# Bestellungen und Folgebestellungen...



## zelar (31. Mai 2012)

Hallo Rose-Team.

Ich wollte mich mal schnell noch schlau machen ob es eine möglichkeit gibt zu einem bestellten Rad auchnoch Pedalen zu bestellen, sodass beides auf einmal kommt? Leider hab ich bei meiner Bestellung vergessen welche mitzubestellen.
Falls ja wie stelle ich das am geschicktesten an? Welche Daten werden dazu benötigt? Oder reicht es aus es einfach zu bestellen und anhand der Kundennummer werden beide Bestellungen gleichzeitig losgeschickt?


----------



## Koerk (31. Mai 2012)

Telefon, anrufen, Problem schildern, Bike mit Pedalen bekommen. ;-)


----------



## MTB-News.de




----------



## zelar (31. Mai 2012)

Online gehts nich?
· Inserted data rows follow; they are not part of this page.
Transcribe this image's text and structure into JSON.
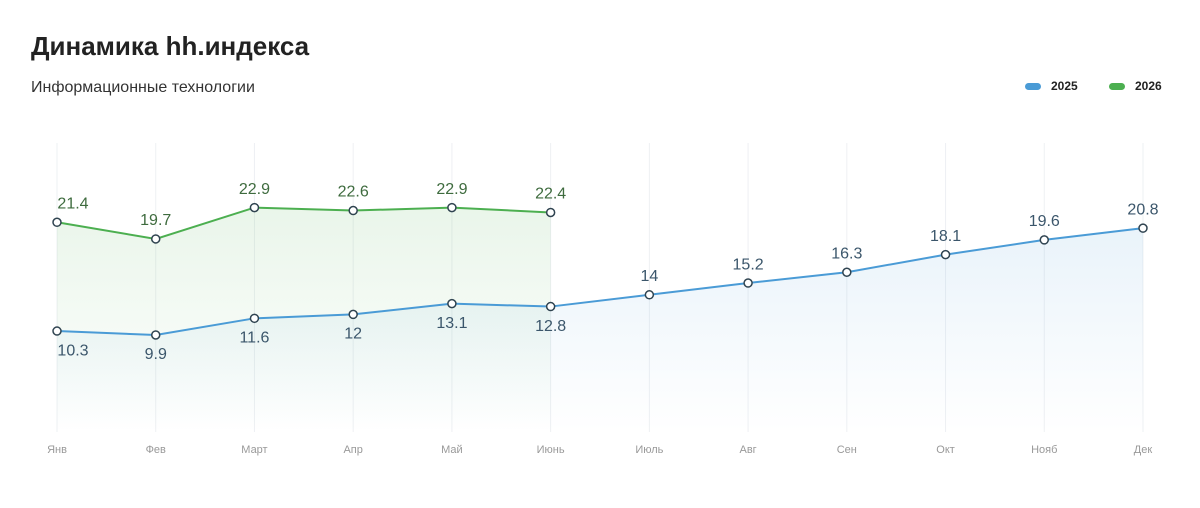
{
  "chart_data": {
    "type": "line",
    "title": "Динамика hh.индекса",
    "subtitle": "Информационные технологии",
    "categories": [
      "Янв",
      "Фев",
      "Март",
      "Апр",
      "Май",
      "Июнь",
      "Июль",
      "Авг",
      "Сен",
      "Окт",
      "Нояб",
      "Дек"
    ],
    "series": [
      {
        "name": "2025",
        "color": "#4a9bd6",
        "values": [
          10.3,
          9.9,
          11.6,
          12,
          13.1,
          12.8,
          14,
          15.2,
          16.3,
          18.1,
          19.6,
          20.8
        ]
      },
      {
        "name": "2026",
        "color": "#4caf50",
        "values": [
          21.4,
          19.7,
          22.9,
          22.6,
          22.9,
          22.4,
          null,
          null,
          null,
          null,
          null,
          null
        ]
      }
    ],
    "ylim": [
      0,
      30
    ],
    "legend": "top-right"
  }
}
Leider lassen meine Arbeitszeiten es nicht zu während derer Öffnungszeiten anzurufen.


----------



## Koerk (31. Mai 2012)

Wie wär's mit ner E-Mail, kurze Info zur Bestellnummer vom Bike, gewünschte Pedale mit dabei und warten was als Antwort kommt? 
Warum denn immer so kompliziert, Rose ist eigentlich relativ kompetent - wenn du denen dein Problem schilderst (Telefon oder E-Mail) werden die das schon zu deiner Zufriedenheit erledigen.


----------



## zelar (1. Juni 2012)

naja manch ein händler ist da wesentlich unflexibler.. deswegen frag ich mal hier nach...


----------



## potsdamradler (1. Juni 2012)

Vorgestern gab es einen Großbrand in einer Lagerhalle bei Rose. Passiert ja nicht jeden Tag...muß halt erstmal verarbeitet werden..

Gruß


----------



## ROSE Bikes Tech (1. Juni 2012)

Hallo Zelar,

am besten schickst du eine Email an [email protected]. Du solltest dann deine Kundennummer sowie die Auftragsnummer deiner Bestellung angeben. Außerdem gibst du dann bitte die Artikelnummer der Pedalen an, die du gerne dazu bestellen würdest, die Kollegen fügen diese dann dem ursprünglichen Auftrag hinzu. 

Viele Grüße,
dein RoseBikesTech Team


----------